As we head into the second half of 2018, how about a pause for some predictions for the coming period? In descending order of wishful thinking, I suggest that, over the next five years, Unai Emery will win the Premier League with Arsenal; if he is not in jail, Donald J Trump will be comfortably re-elected as President of the United States; and someone, somewhere will crack the conundrum of how digitisation can deliver a radical new way in which complex commercial insurance is developed and distributed.
The proliferation of fintech and insurtech companies has been astounding. Hubs and hackathons have seemingly popped up everywhere, trying to find ways to streamline our processing or redefine the way in which risk is managed and priced. No self-respecting firm of any size can now be seen not to have senior executives with the word “innovation” in their job title. Talk of the “fourth industrial revolution” is constant. And yet, thus far, the response of the sceptic – “this is all very clever, but does it do anything useful” – has been hard to counter.
Perhaps because of this, one of the most challenging aspects of the growth in these technology concepts has not had sufficient attention. What role should our regulators play in the digitisation of insurance?

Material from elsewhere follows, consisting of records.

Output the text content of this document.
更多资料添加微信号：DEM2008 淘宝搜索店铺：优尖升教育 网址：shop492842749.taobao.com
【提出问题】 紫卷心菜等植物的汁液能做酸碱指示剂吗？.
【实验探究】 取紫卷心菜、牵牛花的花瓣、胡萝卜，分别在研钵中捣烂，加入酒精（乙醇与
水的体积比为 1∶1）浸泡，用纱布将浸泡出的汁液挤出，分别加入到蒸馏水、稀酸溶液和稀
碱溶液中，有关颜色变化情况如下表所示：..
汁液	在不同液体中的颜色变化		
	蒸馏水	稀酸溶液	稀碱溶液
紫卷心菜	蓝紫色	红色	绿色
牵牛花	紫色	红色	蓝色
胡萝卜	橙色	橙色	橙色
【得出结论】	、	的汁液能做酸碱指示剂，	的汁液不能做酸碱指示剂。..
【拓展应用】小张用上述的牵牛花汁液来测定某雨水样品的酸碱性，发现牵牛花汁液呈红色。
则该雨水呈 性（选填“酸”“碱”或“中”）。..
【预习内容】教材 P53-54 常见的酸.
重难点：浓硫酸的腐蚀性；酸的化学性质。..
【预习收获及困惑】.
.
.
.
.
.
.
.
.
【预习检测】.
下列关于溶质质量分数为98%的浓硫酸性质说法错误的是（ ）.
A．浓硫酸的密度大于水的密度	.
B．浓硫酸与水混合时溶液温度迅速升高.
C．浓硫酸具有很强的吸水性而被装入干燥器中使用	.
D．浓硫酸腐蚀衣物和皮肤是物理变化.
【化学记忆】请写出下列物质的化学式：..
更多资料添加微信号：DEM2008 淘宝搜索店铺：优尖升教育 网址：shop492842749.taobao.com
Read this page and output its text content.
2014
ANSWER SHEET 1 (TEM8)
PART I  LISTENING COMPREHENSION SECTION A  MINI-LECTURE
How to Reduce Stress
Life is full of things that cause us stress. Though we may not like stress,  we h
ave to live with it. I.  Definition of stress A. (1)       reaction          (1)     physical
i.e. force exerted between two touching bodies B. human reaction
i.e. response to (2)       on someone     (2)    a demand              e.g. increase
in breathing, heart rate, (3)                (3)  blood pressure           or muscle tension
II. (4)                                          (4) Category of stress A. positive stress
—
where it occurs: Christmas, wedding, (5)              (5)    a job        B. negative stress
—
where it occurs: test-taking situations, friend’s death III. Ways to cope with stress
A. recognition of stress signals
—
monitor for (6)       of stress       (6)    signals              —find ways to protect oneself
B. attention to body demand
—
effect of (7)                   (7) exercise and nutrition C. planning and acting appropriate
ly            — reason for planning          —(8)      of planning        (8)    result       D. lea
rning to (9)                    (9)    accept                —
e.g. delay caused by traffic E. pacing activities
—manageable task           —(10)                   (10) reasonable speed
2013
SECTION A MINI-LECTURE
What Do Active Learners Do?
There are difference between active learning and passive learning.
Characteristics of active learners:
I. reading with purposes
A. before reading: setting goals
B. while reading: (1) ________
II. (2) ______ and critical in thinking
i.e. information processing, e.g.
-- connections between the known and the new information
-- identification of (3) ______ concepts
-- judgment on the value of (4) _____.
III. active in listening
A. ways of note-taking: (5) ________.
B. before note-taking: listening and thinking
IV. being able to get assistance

The thought was prompted when I was asked by BIPAR – the European Federation of insurance Intermediaries, of which I am a director – to comment on a survey that has been circulated by the European Insurance and Occupational Pensions Authority (EIOPA). This sought views on the regulation of insurtech firms and, in a number of areas, asked if there should be a separate regime for them.
Let us get one thing straight. All of us in our industry are committed to finding ways of producing ever better, cheaper products for our clients. Technology, as I set out at the beginning, has a huge role to play in helping us achieve that. But this is a process in which everybody is involved. There can be no regulatory favouritism in an attempt to incubate innovation.
In London both brokers and insurers are investing significant sums in technology research and development. The stories some LIIBA members tell me, especially about the ways in which they are restructuring their back offices using robots, are staggering. As one put it to me: “My robot costs less than half of a person in India. It doesn’t eat, it doesn’t sleep and this time next year it will be twice as clever as it is now.” So, insurtech is not the sole preserve of hipsters up near the Old Street roundabout. Everyone is at it.
Undoubtedly, one impediment to innovation in product or process is the regulatory treatment your new “thing” might attract. It is right that regulators should be sensitive to this. Concepts like the FCA’s regulatory sandbox are sound in principle – although it should be called a sandpit as we are not in America). But they must deliver a level playing field for new entrants and incumbents. Products aimed at vulnerable groups or in high risk categories of financial services should be treated with the same caution – whatever their delivery mechanism. A bad product sold via an app is still a bad product.
Next generation technology is coming, and it is going to deliver fantastic outcomes for our clients. But, in order for that to happen, everyone needs to be treated fairly. There is no monopoly of common sense on either side of the technology fence. Regulators need to recognise this if they are to truly foster innovation rather than frustrate it.